This item is taken from PN Review 158, Volume 30 Number 6, July - August 2004.
News & Notes
The art of literary translation is receiving increasing support, as though awards and prizes might encourage more writers, old and young, to poke their heads above the monoglot parapet. The Oxford Weidenfeld Translation Prize, now in its ninth year, is awarded annually at St Anne's College to the translator(s) into English of a work of fiction, poetry or drama written in any living European language by any author living or dead. The translation may be the work of up to three translators and must have been published for the first time in the preceding year.
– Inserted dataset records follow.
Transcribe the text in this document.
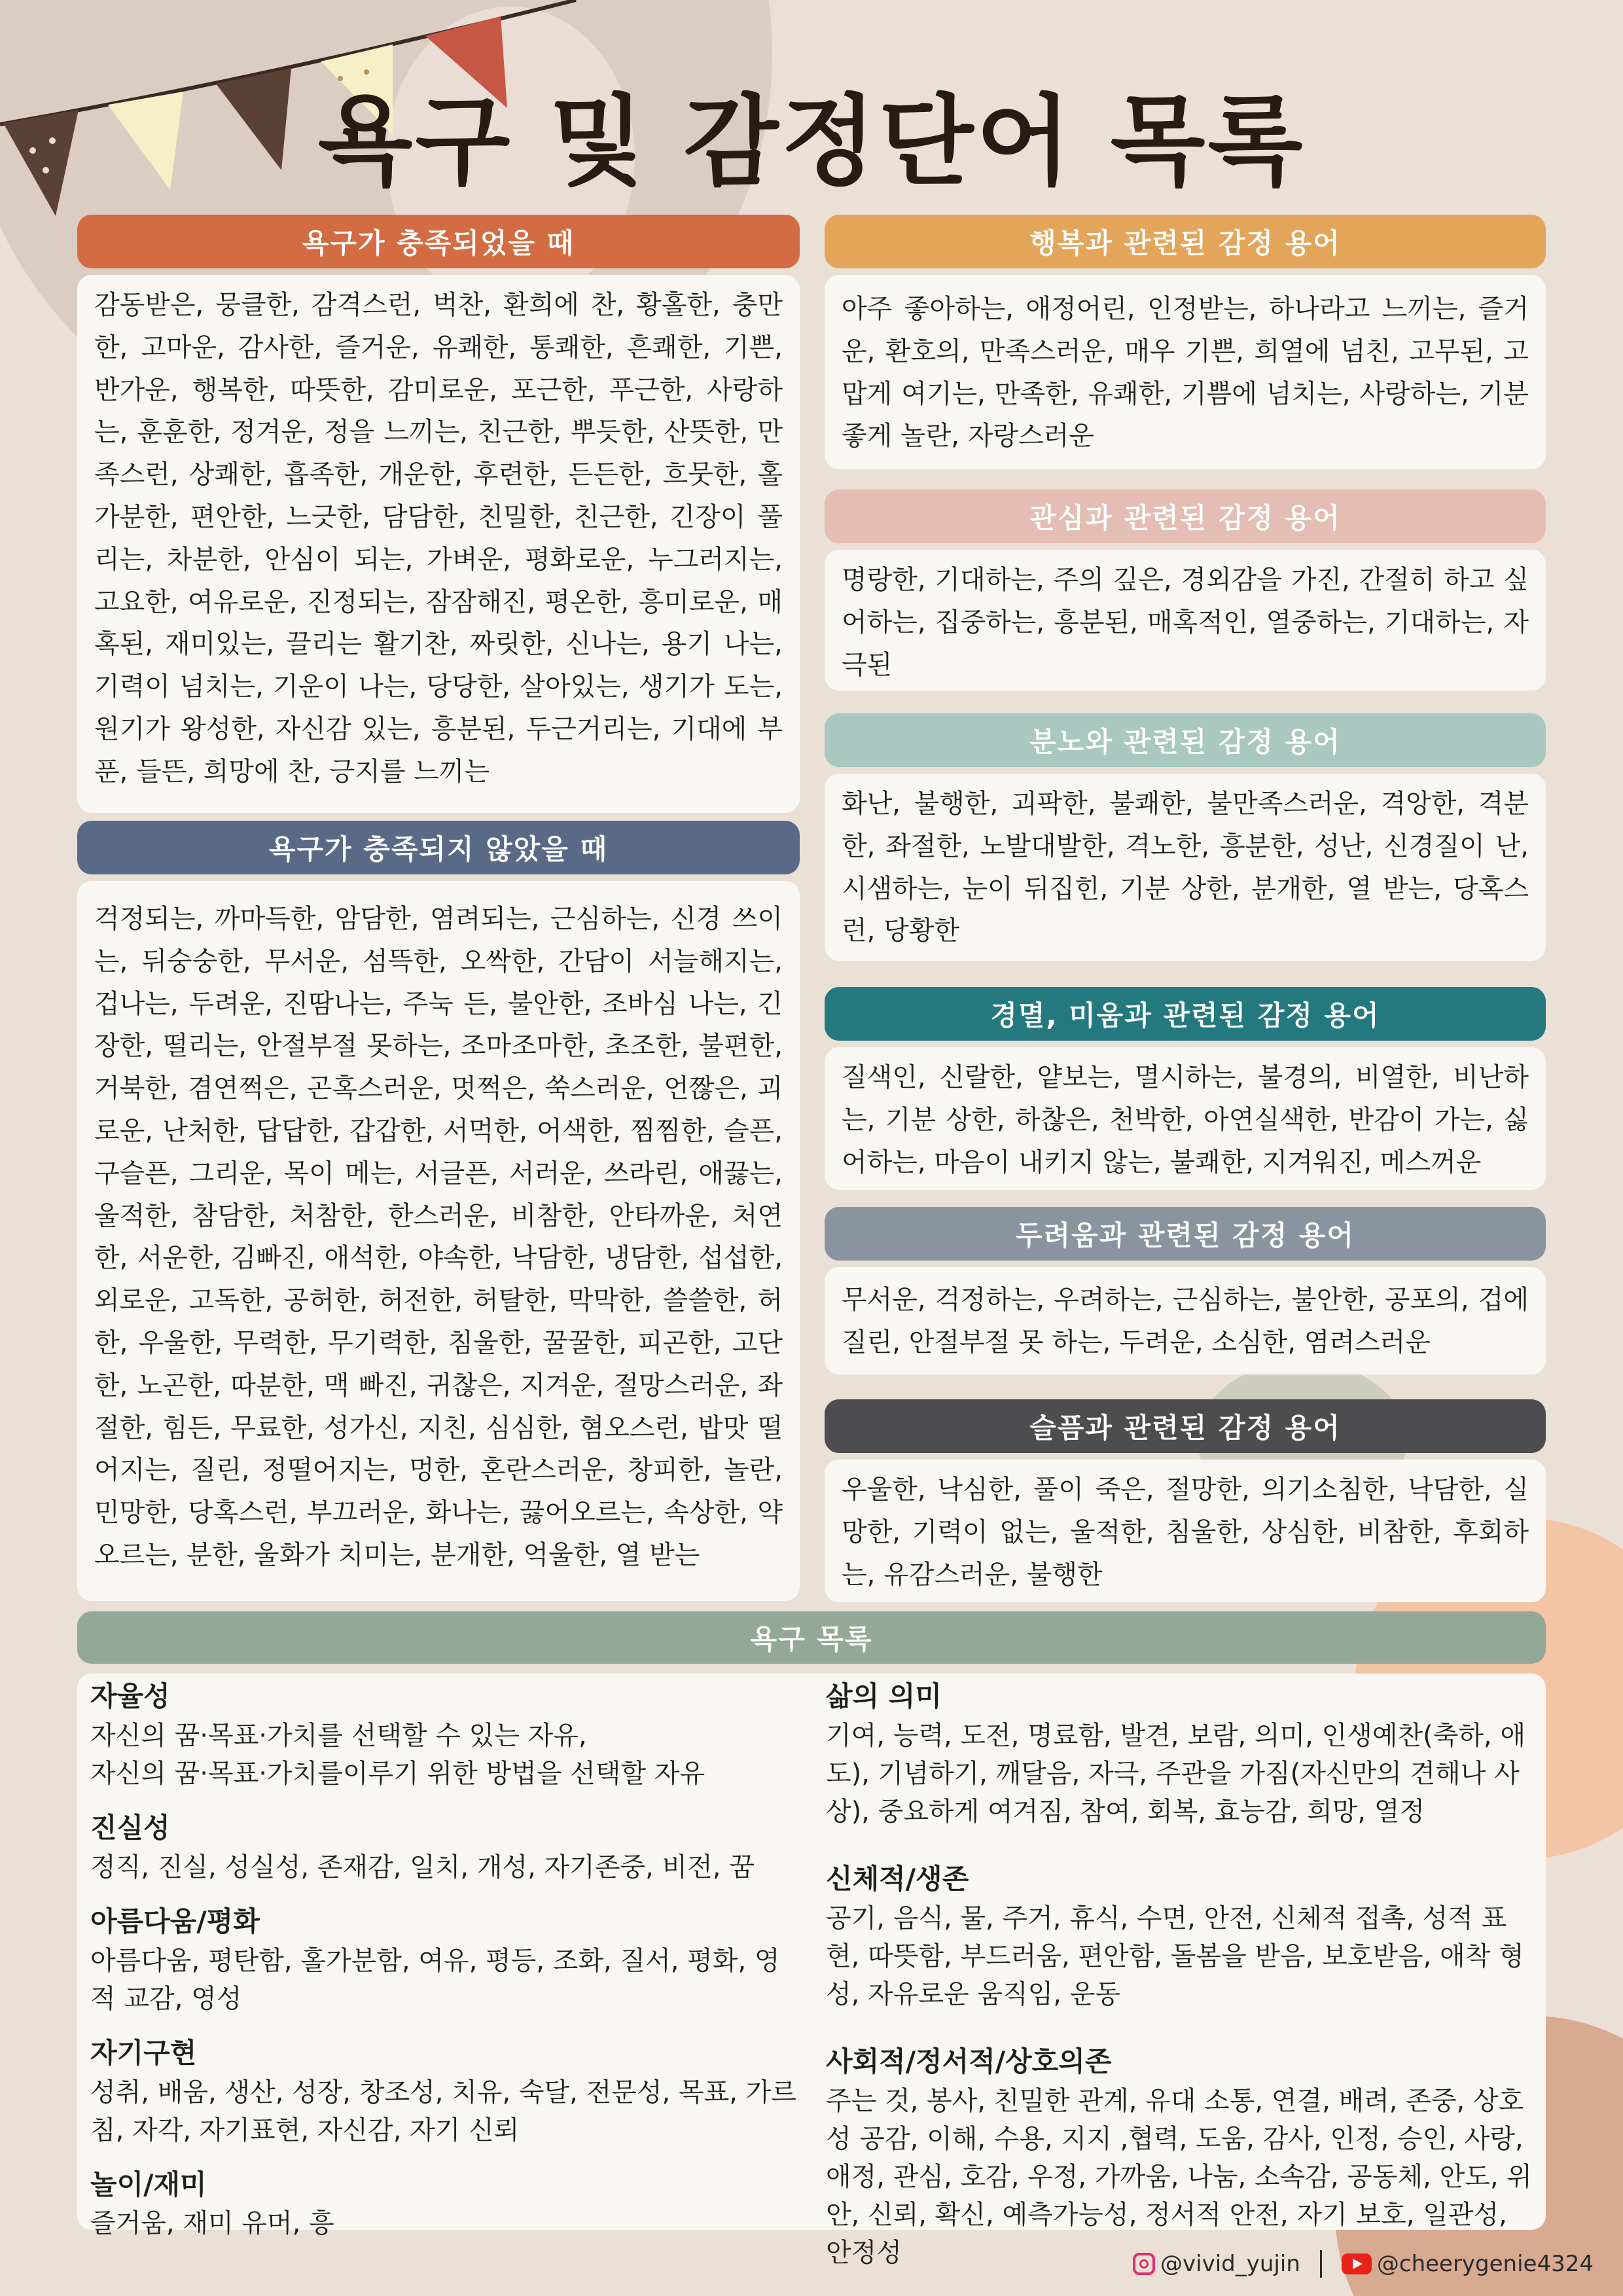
욕구 및 감정단어 목록
욕구가 충족되었을 때
감동받은, 뭉클한, 감격스런, 벅찬, 환희에 찬, 황홀한, 충만한, 고마운, 감사한, 즐거운, 유쾌한, 통쾌한, 흔쾌한, 기쁜, 반가운, 행복한, 따뜻한, 감미로운, 포근한, 푸근한, 사랑하는, 훈훈한, 정겨운, 정을 느끼는, 친근한, 뿌듯한, 산뜻한, 만족스런, 상쾌한, 흡족한, 개운한, 후련한, 든든한, 흐뭇한, 홀가분한, 편안한, 느긋한, 담담한, 친밀한, 친근한, 긴장이 풀리는, 차분한, 안심이 되는, 가벼운, 평화로운, 누그러지는, 고요한, 여유로운, 진정되는, 잠잠해진, 평온한, 흥미로운, 매혹된, 재미있는, 끌리는 활기찬, 짜릿한, 신나는, 용기 나는, 기력이 넘치는, 기운이 나는, 당당한, 살아있는, 생기가 도는, 원기가 왕성한, 자신감 있는, 흥분된, 두근거리는, 기대에 부푼, 들뜬, 희망에 찬, 긍지를 느끼는
욕구가 충족되지 않았을 때
걱정되는, 까마득한, 암담한, 염려되는, 근심하는, 신경 쓰이는, 뒤숭숭한, 무서운, 섬뜩한, 오싹한, 간담이 서늘해지는, 겁나는, 두려운, 진땀나는, 주눅 든, 불안한, 조바심 나는, 긴장한, 떨리는, 안절부절 못하는, 조마조마한, 초조한, 불편한, 거북한, 겸연쩍은, 곤혹스러운, 멋쩍은, 쑥스러운, 언짢은, 괴로운, 난처한, 답답한, 갑갑한, 서먹한, 어색한, 찜찜한, 슬픈, 구슬픈, 그리운, 목이 메는, 서글픈, 서러운, 쓰라린, 애끓는, 울적한, 참담한, 처참한, 한스러운, 비참한, 안타까운, 처연한, 서운한, 김빠진, 애석한, 야속한, 낙담한, 냉담한, 섭섭한, 외로운, 고독한, 공허한, 허전한, 허탈한, 막막한, 쓸쓸한, 허한, 우울한, 무력한, 무기력한, 침울한, 꿀꿀한, 피곤한, 고단한, 노곤한, 따분한, 맥 빠진, 귀찮은, 지겨운, 절망스러운, 좌절한, 힘든, 무료한, 성가신, 지친, 심심한, 혐오스런, 밥맛 떨어지는, 질린, 정떨어지는, 멍한, 혼란스러운, 창피한, 놀란, 민망한, 당혹스런, 부끄러운, 화나는, 끓어오르는, 속상한, 약 오르는, 분한, 울화가 치미는, 분개한, 억울한, 열 받는
행복과 관련된 감정 용어
아주 좋아하는, 애정어린, 인정받는, 하나라고 느끼는, 즐거운, 환호의, 만족스러운, 매우 기쁜, 희열에 넘친, 고무된, 고맙게 여기는, 만족한, 유쾌한, 기쁨에 넘치는, 사랑하는, 기분 좋게 놀란, 자랑스러운
관심과 관련된 감정 용어
명랑한, 기대하는, 주의 깊은, 경외감을 가진, 간절히 하고 싶어하는, 집중하는, 흥분된, 매혹적인, 열중하는, 기대하는, 자극된
분노와 관련된 감정 용어
화난, 불행한, 괴팍한, 불쾌한, 불만족스러운, 격앙한, 격분한, 좌절한, 노발대발한, 격노한, 흥분한, 성난, 신경질이 난, 시샘하는, 눈이 뒤집힌, 기분 상한, 분개한, 열 받는, 당혹스런, 당황한
경멸, 미움과 관련된 감정 용어
질색인, 신랄한, 얕보는, 멸시하는, 불경의, 비열한, 비난하는, 기분 상한, 하찮은, 천박한, 아연실색한, 반감이 가는, 싫어하는, 마음이 내키지 않는, 불쾌한, 지겨워진, 메스꺼운
두려움과 관련된 감정 용어
무서운, 걱정하는, 우려하는, 근심하는, 불안한, 공포의, 겁에 질린, 안절부절 못 하는, 두려운, 소심한, 염려스러운
슬픔과 관련된 감정 용어
우울한, 낙심한, 풀이 죽은, 절망한, 의기소침한, 낙담한, 실망한, 기력이 없는, 울적한, 침울한, 상심한, 비참한, 후회하는, 유감스러운, 불행한
욕구 목록
자율성
자신의 꿈·목표·가치를 선택할 수 있는 자유,
자신의 꿈·목표·가치를이루기 위한 방법을 선택할 자유
진실성
정직, 진실, 성실성, 존재감, 일치, 개성, 자기존중, 비전, 꿈
아름다움/평화
아름다움, 평탄함, 홀가분함, 여유, 평등, 조화, 질서, 평화, 영적 교감, 영성
자기구현
성취, 배움, 생산, 성장, 창조성, 치유, 숙달, 전문성, 목표, 가르침, 자각, 자기표현, 자신감, 자기 신뢰
놀이/재미
즐거움, 재미 유머, 흥
삶의 의미
기여, 능력, 도전, 명료함, 발견, 보람, 의미, 인생예찬(축하, 애도), 기념하기, 깨달음, 자극, 주관을 가짐(자신만의 견해나 사상), 중요하게 여겨짐, 참여, 회복, 효능감, 희망, 열정
신체적/생존
공기, 음식, 물, 주거, 휴식, 수면, 안전, 신체적 접촉, 성적 표현, 따뜻함, 부드러움, 편안함, 돌봄을 받음, 보호받음, 애착 형성, 자유로운 움직임, 운동
사회적/정서적/상호의존
주는 것, 봉사, 친밀한 관계, 유대 소통, 연결, 배려, 존중, 상호성 공감, 이해, 수용, 지지 ,협력, 도움, 감사, 인정, 승인, 사랑, 애정, 관심, 호감, 우정, 가까움, 나눔, 소속감, 공동체, 안도, 위안, 신뢰, 확신, 예측가능성, 정서적 안전, 자기 보호, 일관성, 안정성	@vivid_yujin	@cheerygenie4324
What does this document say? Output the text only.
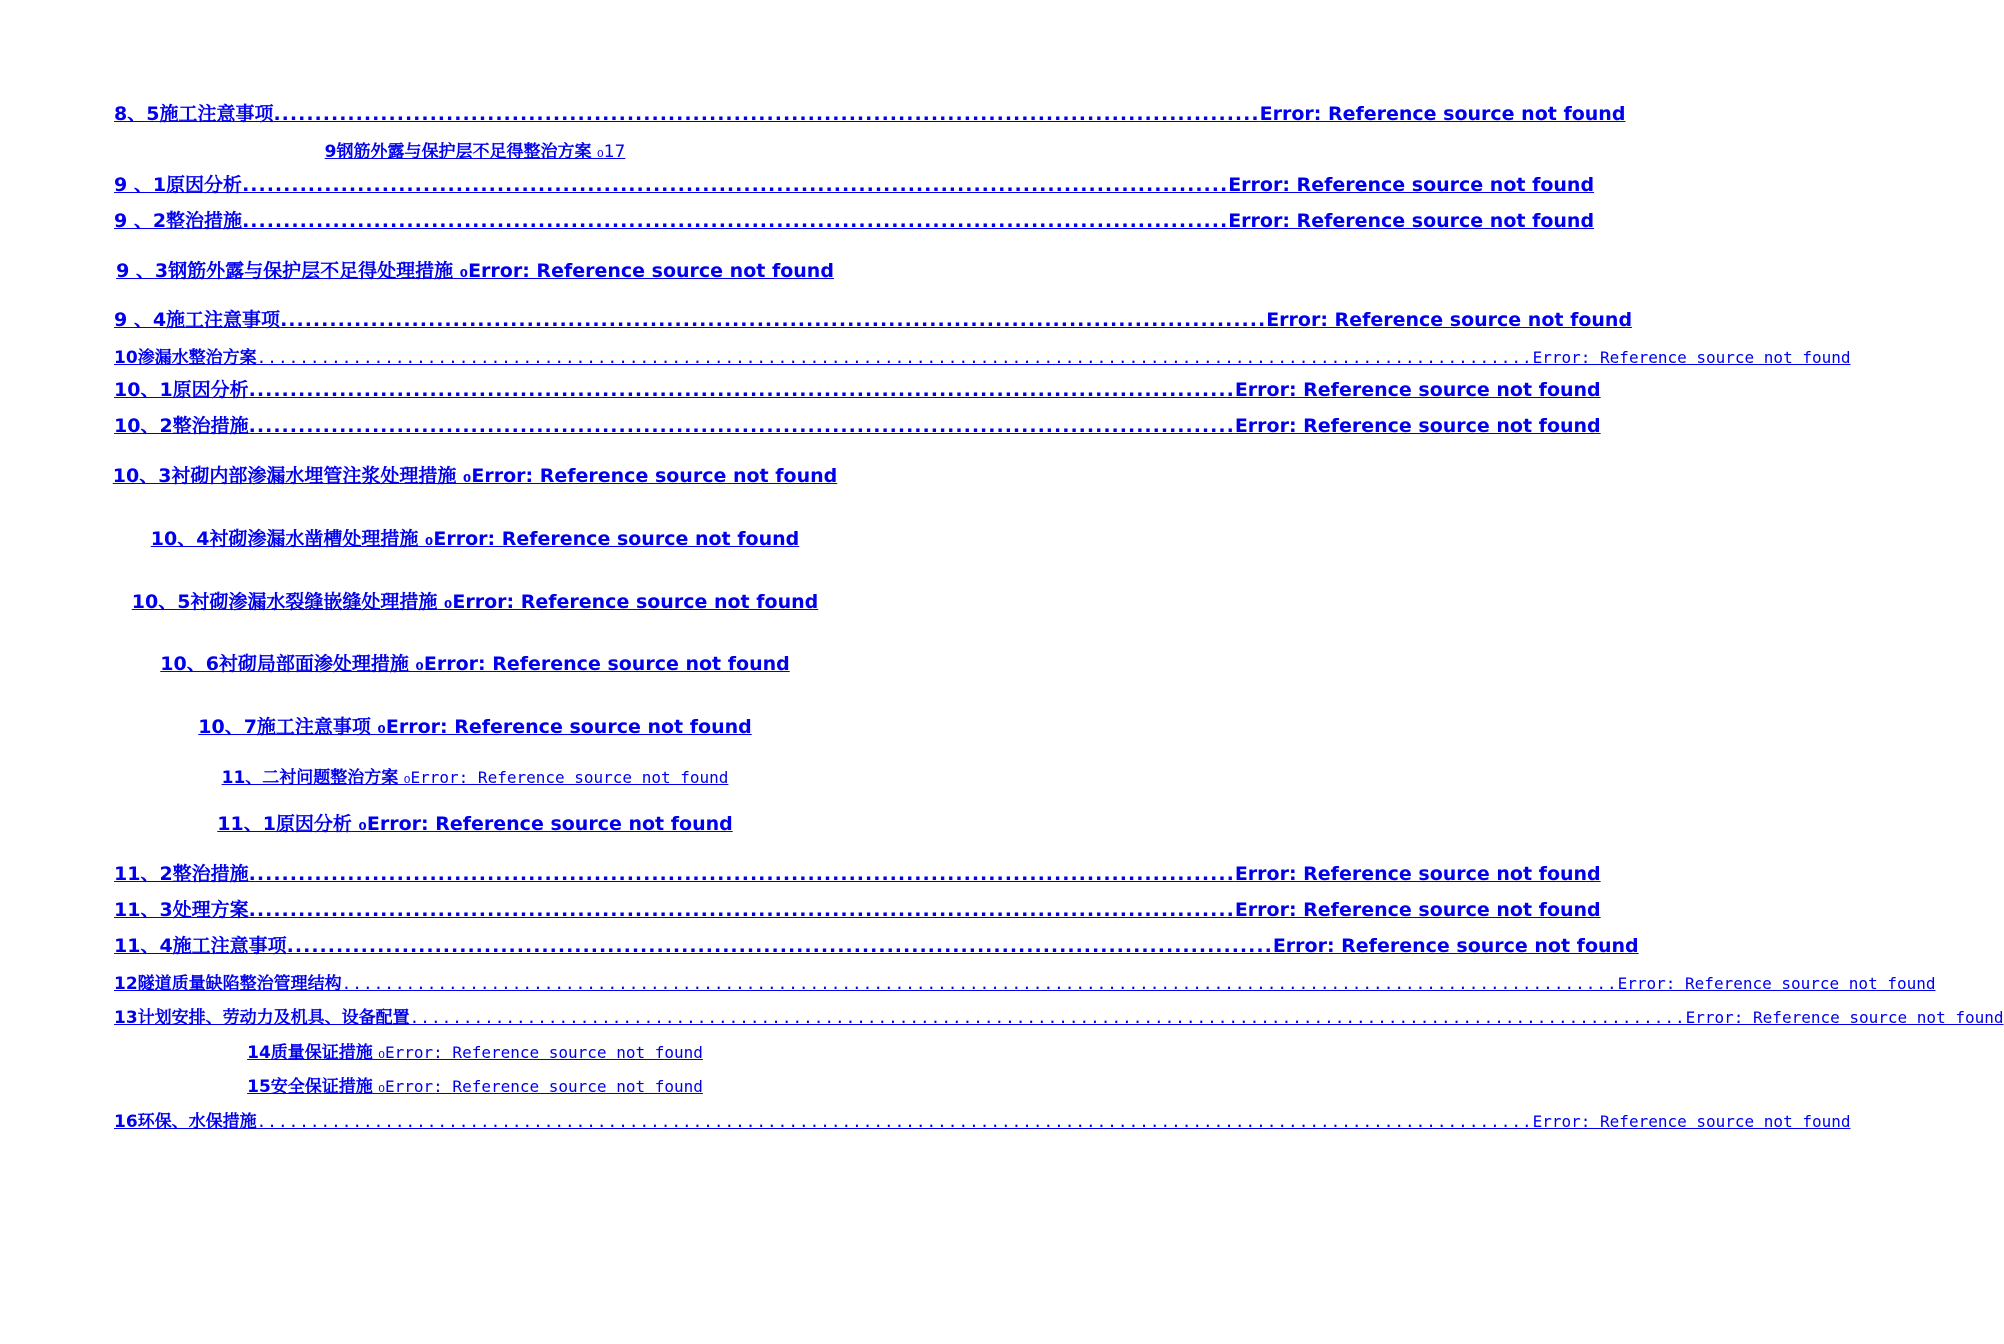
8、5施工注意事项 ........................................................................................................................ Error: Reference source not found
9钢筋外露与保护层不足得整治方案 ₀17
9 、1原因分析 ........................................................................................................................ Error: Reference source not found
9 、2整治措施 ........................................................................................................................ Error: Reference source not found
9 、3钢筋外露与保护层不足得处理措施 ₀Error: Reference source not found
9 、4施工注意事项 ........................................................................................................................ Error: Reference source not found
10渗漏水整治方案 ........................................................................................................................ Error: Reference source not found
10、1原因分析 ........................................................................................................................ Error: Reference source not found
10、2整治措施 ........................................................................................................................ Error: Reference source not found
10、3衬砌内部渗漏水埋管注浆处理措施 ₀Error: Reference source not found
10、4衬砌渗漏水凿槽处理措施 ₀Error: Reference source not found
10、5衬砌渗漏水裂缝嵌缝处理措施 ₀Error: Reference source not found
10、6衬砌局部面渗处理措施 ₀Error: Reference source not found
10、7施工注意事项 ₀Error: Reference source not found
11、二衬问题整治方案 ₀Error: Reference source not found
11、1原因分析 ₀Error: Reference source not found
11、2整治措施 ........................................................................................................................ Error: Reference source not found
11、3处理方案 ........................................................................................................................ Error: Reference source not found
11、4施工注意事项 ........................................................................................................................ Error: Reference source not found
12隧道质量缺陷整治管理结构 ........................................................................................................................ Error: Reference source not found
13计划安排、劳动力及机具、设备配置 ........................................................................................................................ Error: Reference source not found
14质量保证措施 ₀Error: Reference source not found
15安全保证措施 ₀Error: Reference source not found
16环保、水保措施 ........................................................................................................................ Error: Reference source not found
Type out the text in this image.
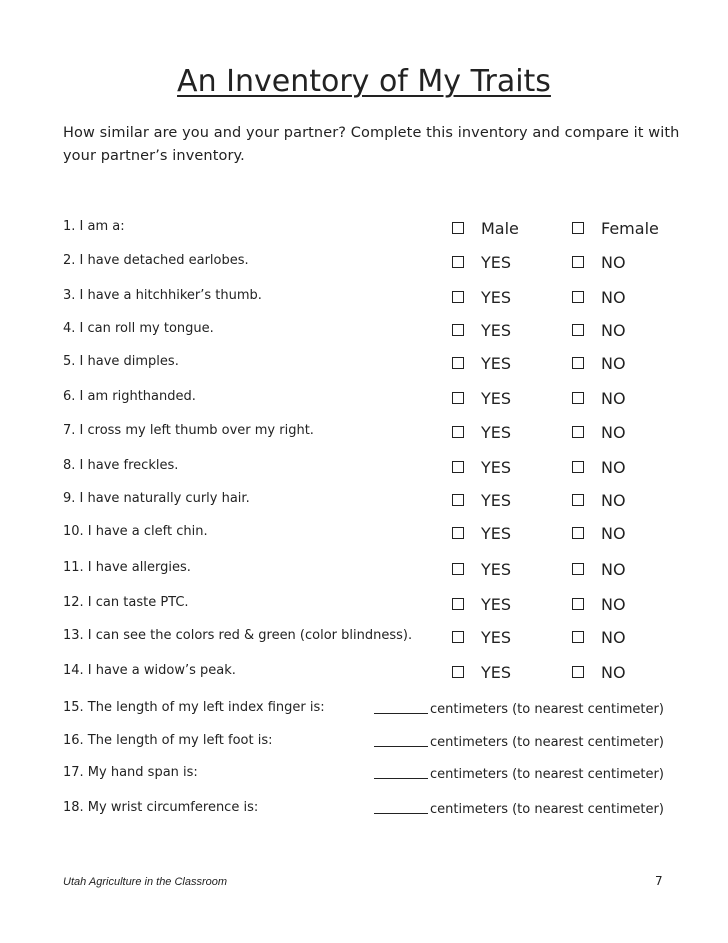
An Inventory of My Traits
How similar are you and your partner? Complete this inventory and compare it with your partner’s inventory.
1. I am a:	Male	Female
2. I have detached earlobes.	YES	NO
3. I have a hitchhiker’s thumb.	YES	NO
4. I can roll my tongue.	YES	NO
5. I have dimples.	YES	NO
6. I am righthanded.	YES	NO
7. I cross my left thumb over my right.	YES	NO
8. I have freckles.	YES	NO
9. I have naturally curly hair.	YES	NO
10. I have a cleft chin.	YES	NO
11. I have allergies.	YES	NO
12. I can taste PTC.	YES	NO
13. I can see the colors red & green (color blindness).	YES	NO
14. I have a widow’s peak.	YES	NO
15. The length of my left index finger is:	centimeters (to nearest centimeter)
16. The length of my left foot is:	centimeters (to nearest centimeter)
17. My hand span is:	centimeters (to nearest centimeter)
18. My wrist circumference is:	centimeters (to nearest centimeter)
Utah Agriculture in the Classroom	7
The prize is unique and enjoys a growing reputation. The Chairman of the jury, Dr Patrick McGuinness, is based at St Anne's. The jury considers the quality of the translation and also the quality and importance of the original work, and the value of its circulation in English.
This year's winner was announced by Lord Weidenfeld at a reception at St Anne's College on Wednesday 9 June, at which the acclaimed author, Mario Vargas Llosa, Weidenfeld Visiting Professor of European Comparative Literature at Oxford University, was also present. The shortlist comprised: Julio Llamazares The Yellow Rain (Margaret Jull Costa, Harvill Press), Manuel Rivas In the Wilderness (Jonathan Dunne, Harvill Press), Andrei Platonov Soul (Robert & Elizabeth Chandler and Olga Meerson, Harvill Press), Ernst Jünger Storm of Steel (Michael Hofmann, Penguin Books), Henri Barbusse Under Fire (Robin Buss, Penguin Books), Istvan Baka Selected Poems (Peter Zollman, with contributions from Michael Longley, George Szirtes, Bill Tinley and John W. Wilkinson, Abbey Press). Michael Hofmann's Jünger won.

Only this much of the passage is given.